Pour en rajouter sur le côté massif, on peut aussi parler du pare-chocs. Le profil de la Mercedes 220 SE Cabriolet est beaucoup moins massif. Certes, à l’avant, ça démarre verticalement et ça monte haut, mais justement, après, ça redescend tout doucement. Deux plis de carrosserie viennent renforcer cette impression et la forme des passages de roue aide aussi à « projeter » la ligne vers l’avant. Ajoutons que, même capotée, la Mercedes 220 SE Cabriolet est élégante. Oui, ça fait une masse sombre au-dessus mais avec le dessin global, la ligne de la capote ne nuit pas à l’élégance générale.
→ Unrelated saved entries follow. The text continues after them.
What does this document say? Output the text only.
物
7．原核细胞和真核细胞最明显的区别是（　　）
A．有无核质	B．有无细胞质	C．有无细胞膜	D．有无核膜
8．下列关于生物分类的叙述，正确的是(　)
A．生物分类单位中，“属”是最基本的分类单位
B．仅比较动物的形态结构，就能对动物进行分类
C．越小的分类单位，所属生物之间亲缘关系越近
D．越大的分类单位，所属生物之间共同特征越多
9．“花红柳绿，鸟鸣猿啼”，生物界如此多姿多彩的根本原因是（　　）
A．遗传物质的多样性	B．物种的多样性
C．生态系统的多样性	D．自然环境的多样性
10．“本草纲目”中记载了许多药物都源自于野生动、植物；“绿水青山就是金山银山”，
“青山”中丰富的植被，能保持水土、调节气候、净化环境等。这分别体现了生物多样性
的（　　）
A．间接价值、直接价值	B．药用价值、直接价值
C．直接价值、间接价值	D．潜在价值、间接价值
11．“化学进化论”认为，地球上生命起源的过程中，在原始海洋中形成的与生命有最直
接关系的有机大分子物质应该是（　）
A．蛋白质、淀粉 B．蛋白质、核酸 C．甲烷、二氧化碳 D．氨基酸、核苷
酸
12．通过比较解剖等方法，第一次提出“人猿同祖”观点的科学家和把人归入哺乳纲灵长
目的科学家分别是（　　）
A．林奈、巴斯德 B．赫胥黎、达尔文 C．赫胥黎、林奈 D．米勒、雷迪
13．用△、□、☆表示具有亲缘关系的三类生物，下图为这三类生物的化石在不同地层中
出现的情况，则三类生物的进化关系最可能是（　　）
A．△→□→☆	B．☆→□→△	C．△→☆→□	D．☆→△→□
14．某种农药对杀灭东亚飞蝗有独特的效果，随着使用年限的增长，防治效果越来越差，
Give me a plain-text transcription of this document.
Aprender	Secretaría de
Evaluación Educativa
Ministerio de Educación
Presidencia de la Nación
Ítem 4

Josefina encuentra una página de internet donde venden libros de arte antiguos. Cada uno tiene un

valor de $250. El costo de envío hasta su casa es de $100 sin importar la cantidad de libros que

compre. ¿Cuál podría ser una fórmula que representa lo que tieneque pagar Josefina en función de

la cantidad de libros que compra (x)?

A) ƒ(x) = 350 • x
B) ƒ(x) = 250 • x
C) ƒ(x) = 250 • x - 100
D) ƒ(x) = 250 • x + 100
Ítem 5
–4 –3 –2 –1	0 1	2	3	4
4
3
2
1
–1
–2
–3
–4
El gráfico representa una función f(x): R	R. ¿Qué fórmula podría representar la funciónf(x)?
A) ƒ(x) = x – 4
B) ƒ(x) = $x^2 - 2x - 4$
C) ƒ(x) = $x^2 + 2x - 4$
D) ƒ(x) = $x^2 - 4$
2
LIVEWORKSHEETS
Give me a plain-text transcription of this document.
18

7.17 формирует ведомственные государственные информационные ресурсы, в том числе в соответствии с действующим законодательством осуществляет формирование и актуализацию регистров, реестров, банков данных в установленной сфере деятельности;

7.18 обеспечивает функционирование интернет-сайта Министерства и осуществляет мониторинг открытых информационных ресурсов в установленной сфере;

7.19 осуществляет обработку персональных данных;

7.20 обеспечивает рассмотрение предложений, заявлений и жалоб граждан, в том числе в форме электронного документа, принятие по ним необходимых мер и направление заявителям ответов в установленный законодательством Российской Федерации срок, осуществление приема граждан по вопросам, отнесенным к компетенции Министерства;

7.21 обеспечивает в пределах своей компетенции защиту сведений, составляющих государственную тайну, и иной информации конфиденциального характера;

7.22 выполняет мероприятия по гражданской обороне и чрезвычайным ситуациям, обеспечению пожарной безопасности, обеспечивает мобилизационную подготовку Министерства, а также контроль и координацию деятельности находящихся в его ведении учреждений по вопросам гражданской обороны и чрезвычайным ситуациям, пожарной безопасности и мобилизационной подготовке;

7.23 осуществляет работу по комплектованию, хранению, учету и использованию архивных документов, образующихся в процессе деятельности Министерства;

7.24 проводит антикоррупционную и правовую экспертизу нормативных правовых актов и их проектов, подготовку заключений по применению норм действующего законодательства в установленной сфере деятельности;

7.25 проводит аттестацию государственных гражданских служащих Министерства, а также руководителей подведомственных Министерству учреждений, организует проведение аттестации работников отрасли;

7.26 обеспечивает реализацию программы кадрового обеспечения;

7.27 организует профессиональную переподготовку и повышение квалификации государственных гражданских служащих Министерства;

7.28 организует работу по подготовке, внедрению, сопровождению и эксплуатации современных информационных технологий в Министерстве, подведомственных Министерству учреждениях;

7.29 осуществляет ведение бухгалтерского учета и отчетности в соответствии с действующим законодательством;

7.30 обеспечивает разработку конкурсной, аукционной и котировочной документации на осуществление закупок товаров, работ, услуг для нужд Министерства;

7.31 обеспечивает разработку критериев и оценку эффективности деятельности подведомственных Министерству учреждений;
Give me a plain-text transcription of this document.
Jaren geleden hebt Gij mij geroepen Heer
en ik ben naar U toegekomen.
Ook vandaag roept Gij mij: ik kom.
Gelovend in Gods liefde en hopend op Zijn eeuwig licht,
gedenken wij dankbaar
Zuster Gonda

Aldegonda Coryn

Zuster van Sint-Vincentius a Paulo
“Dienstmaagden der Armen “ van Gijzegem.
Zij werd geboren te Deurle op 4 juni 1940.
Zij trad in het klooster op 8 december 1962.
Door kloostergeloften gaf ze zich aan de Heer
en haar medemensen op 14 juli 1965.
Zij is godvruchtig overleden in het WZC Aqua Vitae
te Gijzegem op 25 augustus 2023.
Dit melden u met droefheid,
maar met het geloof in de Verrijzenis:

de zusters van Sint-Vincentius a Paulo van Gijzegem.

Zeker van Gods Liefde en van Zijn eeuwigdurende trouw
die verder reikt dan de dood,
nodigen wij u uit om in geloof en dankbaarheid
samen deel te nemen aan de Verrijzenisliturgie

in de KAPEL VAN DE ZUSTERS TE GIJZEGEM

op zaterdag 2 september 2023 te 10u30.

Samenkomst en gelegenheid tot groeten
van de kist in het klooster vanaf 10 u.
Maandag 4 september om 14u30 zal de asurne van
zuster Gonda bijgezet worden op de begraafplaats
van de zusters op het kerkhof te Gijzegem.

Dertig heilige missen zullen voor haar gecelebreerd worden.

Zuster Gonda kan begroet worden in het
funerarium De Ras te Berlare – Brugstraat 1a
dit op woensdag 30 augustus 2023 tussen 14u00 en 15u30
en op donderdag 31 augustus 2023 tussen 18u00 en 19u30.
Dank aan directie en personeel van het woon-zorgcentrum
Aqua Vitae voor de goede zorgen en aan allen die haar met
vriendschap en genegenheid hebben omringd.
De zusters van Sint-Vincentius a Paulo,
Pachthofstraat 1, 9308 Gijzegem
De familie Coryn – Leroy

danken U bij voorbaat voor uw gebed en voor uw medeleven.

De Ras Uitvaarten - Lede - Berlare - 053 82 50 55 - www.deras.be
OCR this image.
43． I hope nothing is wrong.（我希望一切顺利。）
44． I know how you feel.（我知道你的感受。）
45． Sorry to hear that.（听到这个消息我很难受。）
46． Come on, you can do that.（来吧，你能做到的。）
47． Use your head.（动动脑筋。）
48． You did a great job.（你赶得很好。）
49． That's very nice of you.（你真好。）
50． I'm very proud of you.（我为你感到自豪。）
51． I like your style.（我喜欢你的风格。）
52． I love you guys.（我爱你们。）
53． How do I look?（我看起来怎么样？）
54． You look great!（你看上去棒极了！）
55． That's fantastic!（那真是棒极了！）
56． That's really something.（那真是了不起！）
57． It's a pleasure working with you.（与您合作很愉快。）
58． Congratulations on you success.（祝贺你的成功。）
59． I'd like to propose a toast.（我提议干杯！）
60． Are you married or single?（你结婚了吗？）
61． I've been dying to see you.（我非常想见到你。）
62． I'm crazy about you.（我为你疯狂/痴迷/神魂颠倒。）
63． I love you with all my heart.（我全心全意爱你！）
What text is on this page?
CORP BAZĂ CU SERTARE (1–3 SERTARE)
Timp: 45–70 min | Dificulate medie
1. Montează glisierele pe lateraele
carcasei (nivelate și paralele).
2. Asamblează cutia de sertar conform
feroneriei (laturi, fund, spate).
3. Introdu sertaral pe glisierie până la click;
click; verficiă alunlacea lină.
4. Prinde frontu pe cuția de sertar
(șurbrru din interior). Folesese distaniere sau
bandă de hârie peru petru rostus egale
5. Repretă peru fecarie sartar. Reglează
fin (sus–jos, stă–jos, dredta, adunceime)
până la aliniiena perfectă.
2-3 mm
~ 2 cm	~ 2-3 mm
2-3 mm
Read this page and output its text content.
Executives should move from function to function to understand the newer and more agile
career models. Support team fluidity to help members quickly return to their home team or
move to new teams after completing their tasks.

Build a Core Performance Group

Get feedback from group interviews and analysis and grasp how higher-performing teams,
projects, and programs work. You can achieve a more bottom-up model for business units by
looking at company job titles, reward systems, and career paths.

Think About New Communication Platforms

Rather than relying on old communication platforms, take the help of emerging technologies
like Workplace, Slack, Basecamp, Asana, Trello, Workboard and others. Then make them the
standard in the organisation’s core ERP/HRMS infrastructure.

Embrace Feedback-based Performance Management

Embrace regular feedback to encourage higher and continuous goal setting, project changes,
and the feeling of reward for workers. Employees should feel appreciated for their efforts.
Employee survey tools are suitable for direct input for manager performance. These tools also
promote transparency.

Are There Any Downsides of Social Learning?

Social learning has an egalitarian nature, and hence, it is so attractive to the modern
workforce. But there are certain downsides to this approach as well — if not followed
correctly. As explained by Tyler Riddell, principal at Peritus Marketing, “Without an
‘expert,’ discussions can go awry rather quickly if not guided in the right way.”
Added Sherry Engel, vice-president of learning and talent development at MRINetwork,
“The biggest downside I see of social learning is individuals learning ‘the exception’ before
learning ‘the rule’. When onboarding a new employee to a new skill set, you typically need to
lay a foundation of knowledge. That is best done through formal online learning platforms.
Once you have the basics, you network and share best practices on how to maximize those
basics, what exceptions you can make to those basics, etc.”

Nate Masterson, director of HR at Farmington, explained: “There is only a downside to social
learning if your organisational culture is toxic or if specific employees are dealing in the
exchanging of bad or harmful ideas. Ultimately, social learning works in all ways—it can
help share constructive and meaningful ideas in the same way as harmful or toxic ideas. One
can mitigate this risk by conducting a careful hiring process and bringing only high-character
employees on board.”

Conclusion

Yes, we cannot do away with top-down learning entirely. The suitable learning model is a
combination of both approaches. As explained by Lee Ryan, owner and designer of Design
On passe à l’arrière maintenant. C’est là où la Mercedes 220 SE Cabriolet diffère le plus de la berline et où Paul Bracq a le plus travaillé. Le large coffre occupe une bonne partie de l’espace. C’est surtout de chaque côté qu’on voit une différence. Les ailes oublient les fins ailerons et on retrouve plutôt des ailes épaisses et carrées. Cependant, ça n’alourdit pas l’arrière. On ajoute également que les feux sont plus petits et perdent leur gros entourage chromé. Le pare-chocs est, lui, plus massif et doublé sur les côtés. Autre différence, on passe d’une plaque carrée à une plaque rectangulaire. Là encore, l’arrière s’allège une fois la capote enlevée.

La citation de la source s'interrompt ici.